His tone never rose.
But the warning in it was clear.
This wasn’t about whether Henriette was right.
It was about how long she could afford to be wrong.

He paused at the edge of the path, letting the weight of it all settle between them like dust after a collapse.
There was no rush to fill the silence.
Seth knew exactly what the pause was worth, it gave the truth room to breathe, and consequences time to sink in.

“He’ll sell it in chunks if he has to,” he said finally, his voice quieter now, but no less firm.
“Break the whole place apart, brick by brick. No ceremony. No hesitation.”
He looked up at the castle as he spoke, as if picturing the walls being dismantled, stone by stone, until nothing remained but legal filings and empty land.
“To Lui, this is just an asset. A stubborn one, but not sacred.”

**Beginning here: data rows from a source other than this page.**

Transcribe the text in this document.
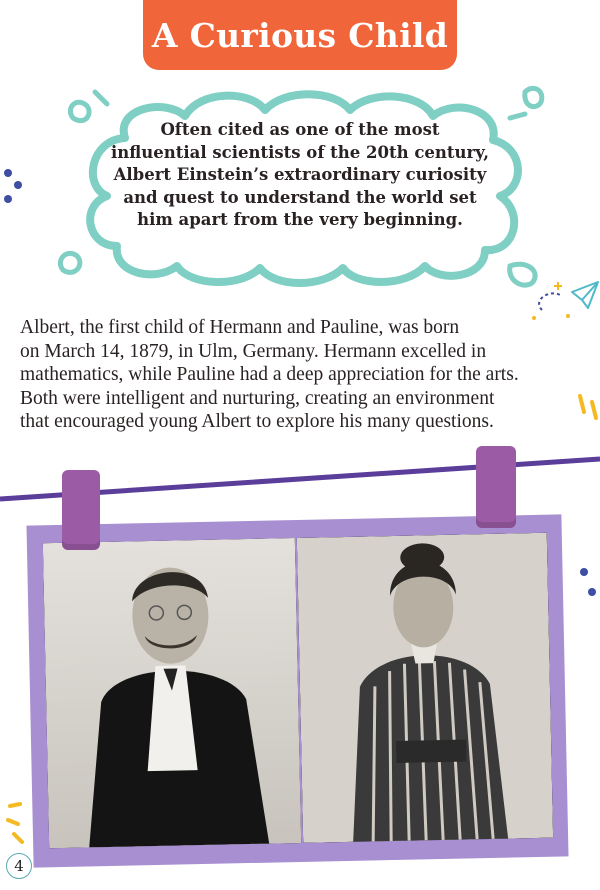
A Curious Child
Often cited as one of the most
influential scientists of the 20th century,
Albert Einstein’s extraordinary curiosity
and quest to understand the world set
him apart from the very beginning.
Albert, the first child of Hermann and Pauline, was born
on March 14, 1879, in Ulm, Germany. Hermann excelled in
mathematics, while Pauline had a deep appreciation for the arts.
Both were intelligent and nurturing, creating an environment
that encouraged young Albert to explore his many questions.
4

“She’s not incapacitated,” Lurick said, his voice calm but carrying steel underneath.
Each word was chosen. Delivered with control.
He didn’t flinch, didn’t look away.
Whatever line Seth had been drawing, Lurick had no intention of stepping back from it.

Seth turned toward him slightly, a hollow laugh escaping his throat.
It was short, sharp, and completely without warmth.
“She’s talking like she fell out of a fairy tale,” he said, the words laced with disbelief.
“She thinks this is some other version of the world, and she’s the crown-wearing center of it.”
He shook his head once, slow.
“You call that stable?”

“That doesn’t mean she can’t sign a document,” Lurick shot back, his tone flat but edged now, irritation bleeding through the last word.
He didn’t soften it.
Didn’t try to couch it in diplomacy.
She was still a person. Not a diagnosis.
And whatever she believed, however strange it sounded, he wasn’t ready to dismiss it with paperwork.

Seth turned toward him fully now, the shift subtle but unmistakable.
His gaze narrowed, sharpening like the edge of a blade being drawn, not aggressive, but deliberate, focused.
He studied Lurick’s face the way he might assess a contract for hidden clauses.

“She told you she fell through a rift in time,” he said, enunciating each word as if repeating something too absurd to be real, but too dangerous to ignore.
He didn’t mock the idea, not openly.
But the weight he put on it made clear what he thought of its place in the conversation.